Etudiant, ami de Bruno durant ces années, je pourrai en raconter bien plus, mais là n’est pas le sujet immédiat.

Par le présent courrier, je tenais à vous communiquer un court texte de Dominique Paulet, mon père, concepteur de ces étonnants voiliers, écrit il y déjà pas mal d’années et qui replace bien la genèse du concept Trebez, Benthosaure puis RM. Je suis sûr que cela intéressera les RMistes passionnés.

Biquillement votre !

Yves-Marie PAULET

 

Document joint: 

5 Commentaires

  1. Guy

    Bonjour
    vous avez raison d’être étonné: honte sur nous on n’a jamais mis à jour cette page :-(
    Envoyez vos documents à contact@rm-asso.org (ou bien sur le Forum) et je m’occupe de publier.

    Cordialement
    Guy

    1. letrangere

      Bonjour.
      J’aimerais commencer par l’antithèse : partager un fichier jpg qui est le scan d’un argumentaire à charge contre le concept de biquille, écrit par un architecte naval et paru récemment.
      Comment transmettre ce fichier via cette page ? Si c’est impossible, je peux le digitaliser.
      Cordialement.

  2. letrangere

    Les biquilles tanguent et ne sont pas performants

    Extrait du livre d’un architecte naval paru récemment :

    « Louvoyages

    Biquille (page 203)

    Deux quilles au lieu d’une

    Très prisé par les Anglo-saxons, ce système est apparu en France dans les années quatre-vingts avec les biens connus « Biloup » Il s’est fortement développé à compter des années 2000. La possibilité d’échouer ce type de bateau dans les ports à marées a permis de compenser en partie la pénurie de places dans les marinas.

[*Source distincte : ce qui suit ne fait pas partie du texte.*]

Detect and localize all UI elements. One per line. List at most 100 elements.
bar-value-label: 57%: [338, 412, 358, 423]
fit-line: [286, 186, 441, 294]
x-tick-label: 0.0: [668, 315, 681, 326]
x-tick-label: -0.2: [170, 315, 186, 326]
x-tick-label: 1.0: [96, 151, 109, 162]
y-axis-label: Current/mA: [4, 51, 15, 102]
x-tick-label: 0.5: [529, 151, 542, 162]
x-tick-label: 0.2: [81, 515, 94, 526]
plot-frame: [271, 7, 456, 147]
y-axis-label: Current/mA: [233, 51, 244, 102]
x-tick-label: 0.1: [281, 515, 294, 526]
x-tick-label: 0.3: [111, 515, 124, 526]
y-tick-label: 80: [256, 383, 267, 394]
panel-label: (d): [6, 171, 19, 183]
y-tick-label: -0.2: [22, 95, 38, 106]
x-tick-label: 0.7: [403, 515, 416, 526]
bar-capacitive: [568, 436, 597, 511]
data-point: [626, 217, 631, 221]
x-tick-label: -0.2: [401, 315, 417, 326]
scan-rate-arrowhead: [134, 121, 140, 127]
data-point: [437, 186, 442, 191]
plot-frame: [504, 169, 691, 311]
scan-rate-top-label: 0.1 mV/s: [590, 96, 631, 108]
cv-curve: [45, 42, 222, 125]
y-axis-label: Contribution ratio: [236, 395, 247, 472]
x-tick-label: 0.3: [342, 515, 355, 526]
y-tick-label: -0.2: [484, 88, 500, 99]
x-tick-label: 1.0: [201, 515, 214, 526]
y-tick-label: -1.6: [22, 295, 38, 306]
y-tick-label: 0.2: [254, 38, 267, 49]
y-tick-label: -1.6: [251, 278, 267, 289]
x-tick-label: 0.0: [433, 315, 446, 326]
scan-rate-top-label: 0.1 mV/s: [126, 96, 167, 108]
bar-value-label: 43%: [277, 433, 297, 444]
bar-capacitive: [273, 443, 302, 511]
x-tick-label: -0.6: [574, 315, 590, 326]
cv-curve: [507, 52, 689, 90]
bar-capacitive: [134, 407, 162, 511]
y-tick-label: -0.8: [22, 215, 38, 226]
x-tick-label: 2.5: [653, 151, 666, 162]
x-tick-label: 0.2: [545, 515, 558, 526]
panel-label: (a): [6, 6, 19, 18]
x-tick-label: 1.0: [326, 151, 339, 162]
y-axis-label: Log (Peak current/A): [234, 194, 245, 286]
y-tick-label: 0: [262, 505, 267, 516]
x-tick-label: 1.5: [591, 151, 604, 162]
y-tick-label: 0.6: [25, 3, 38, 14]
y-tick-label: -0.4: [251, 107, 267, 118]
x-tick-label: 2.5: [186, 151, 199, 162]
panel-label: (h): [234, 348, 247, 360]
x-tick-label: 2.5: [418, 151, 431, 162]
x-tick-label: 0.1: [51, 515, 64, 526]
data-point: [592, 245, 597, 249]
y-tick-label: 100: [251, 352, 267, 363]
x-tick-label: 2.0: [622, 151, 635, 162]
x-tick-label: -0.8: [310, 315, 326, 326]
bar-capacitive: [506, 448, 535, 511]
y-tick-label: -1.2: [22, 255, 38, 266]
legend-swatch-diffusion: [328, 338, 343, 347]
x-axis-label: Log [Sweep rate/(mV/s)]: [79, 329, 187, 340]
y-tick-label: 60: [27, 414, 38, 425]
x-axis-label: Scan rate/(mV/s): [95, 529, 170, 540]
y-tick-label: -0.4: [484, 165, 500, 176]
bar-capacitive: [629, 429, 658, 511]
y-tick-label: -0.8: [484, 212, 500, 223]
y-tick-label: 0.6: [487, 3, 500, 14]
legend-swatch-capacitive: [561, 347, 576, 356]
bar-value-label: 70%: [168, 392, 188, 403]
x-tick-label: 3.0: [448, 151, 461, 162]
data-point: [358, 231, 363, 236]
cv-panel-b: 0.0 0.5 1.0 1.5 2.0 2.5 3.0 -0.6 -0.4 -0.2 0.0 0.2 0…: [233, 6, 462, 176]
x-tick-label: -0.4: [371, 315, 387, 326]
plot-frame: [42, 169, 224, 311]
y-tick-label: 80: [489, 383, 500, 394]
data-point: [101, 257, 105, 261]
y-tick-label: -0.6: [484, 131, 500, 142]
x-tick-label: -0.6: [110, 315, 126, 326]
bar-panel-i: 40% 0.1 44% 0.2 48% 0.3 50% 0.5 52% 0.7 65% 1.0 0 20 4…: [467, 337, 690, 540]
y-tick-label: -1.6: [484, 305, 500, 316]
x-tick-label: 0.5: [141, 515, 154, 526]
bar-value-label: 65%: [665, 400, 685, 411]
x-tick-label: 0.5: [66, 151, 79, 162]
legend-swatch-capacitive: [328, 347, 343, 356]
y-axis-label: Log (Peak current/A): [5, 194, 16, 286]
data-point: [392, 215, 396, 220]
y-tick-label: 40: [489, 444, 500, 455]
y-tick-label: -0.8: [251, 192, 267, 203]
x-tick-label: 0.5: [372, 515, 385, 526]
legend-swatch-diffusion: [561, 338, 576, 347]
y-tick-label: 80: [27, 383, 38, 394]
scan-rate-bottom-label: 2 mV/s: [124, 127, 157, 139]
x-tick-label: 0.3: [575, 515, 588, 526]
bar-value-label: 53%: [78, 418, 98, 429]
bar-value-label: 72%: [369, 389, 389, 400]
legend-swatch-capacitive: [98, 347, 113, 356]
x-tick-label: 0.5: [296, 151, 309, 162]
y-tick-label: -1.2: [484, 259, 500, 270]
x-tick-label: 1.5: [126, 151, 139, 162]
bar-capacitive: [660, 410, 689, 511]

Les chantiers produisant ce type de bateaux utilisent tous les arguments commerciaux pour vendre leurs bateaux munis de ces appendices. La surface mouillée très importante pénalise les performances bien évidemment. La réponse des chantiers, relayée par les revues nautiques est que les profils de quilles sont très soignés donc plus performants… Ce qui laisserait penser que les profils de quille de voiliers traditionnels sont bâclés par les architectes…

    Un autre inconvénient et non des moindres, que je n’ai jamais lu dans les revues : les deux quilles (et donc le lest qu’elles contiennent) sont écartées l’une de l’autre de plusieurs dizaines de centimètres. Pour limiter le tangage, il est recommandé de centrer les poids, le moteur est placé le plus au milieu possible, le mouillage au maximum en arrière. Dans le cas du biquille, on coupe le lest en deux pour en écarter les deux moitiés, ce qui a pour effet d’augmenter de manière importante les mouvements de roulis, c’est le principe de la balançoire. Le centrage des poids est intéressant dans les deux cas, tangage et roulis.

    Les avantages : l’échouage et la possibilité de gratter la coque, mais certainement pas les performances. »

    A débattre.

  3. Guy

    sujet recopié sur le FORUM lieu d’échange plus adapté pour le débat.

    Cordialement
    Guy

  4. daniel Kerfriden

    Pour ce qui concerne la tendance au roulis qui serait produit par les 2 quilles, je n’ai rien remarqué de semblable sur RM 1050, bien au contraire.
    Le RM 1050, installé sur ses bouchains, au près, ne bouge plus ???

    Il en est différemment du tangage qui passe très mal par mer courte mais dû en partie au fond plat qui tape dans la vague.
    Pour ce qui concerne les performances, étant passé d’un monoquille à un biquille, je n’ai pas vu de différence fondamentale.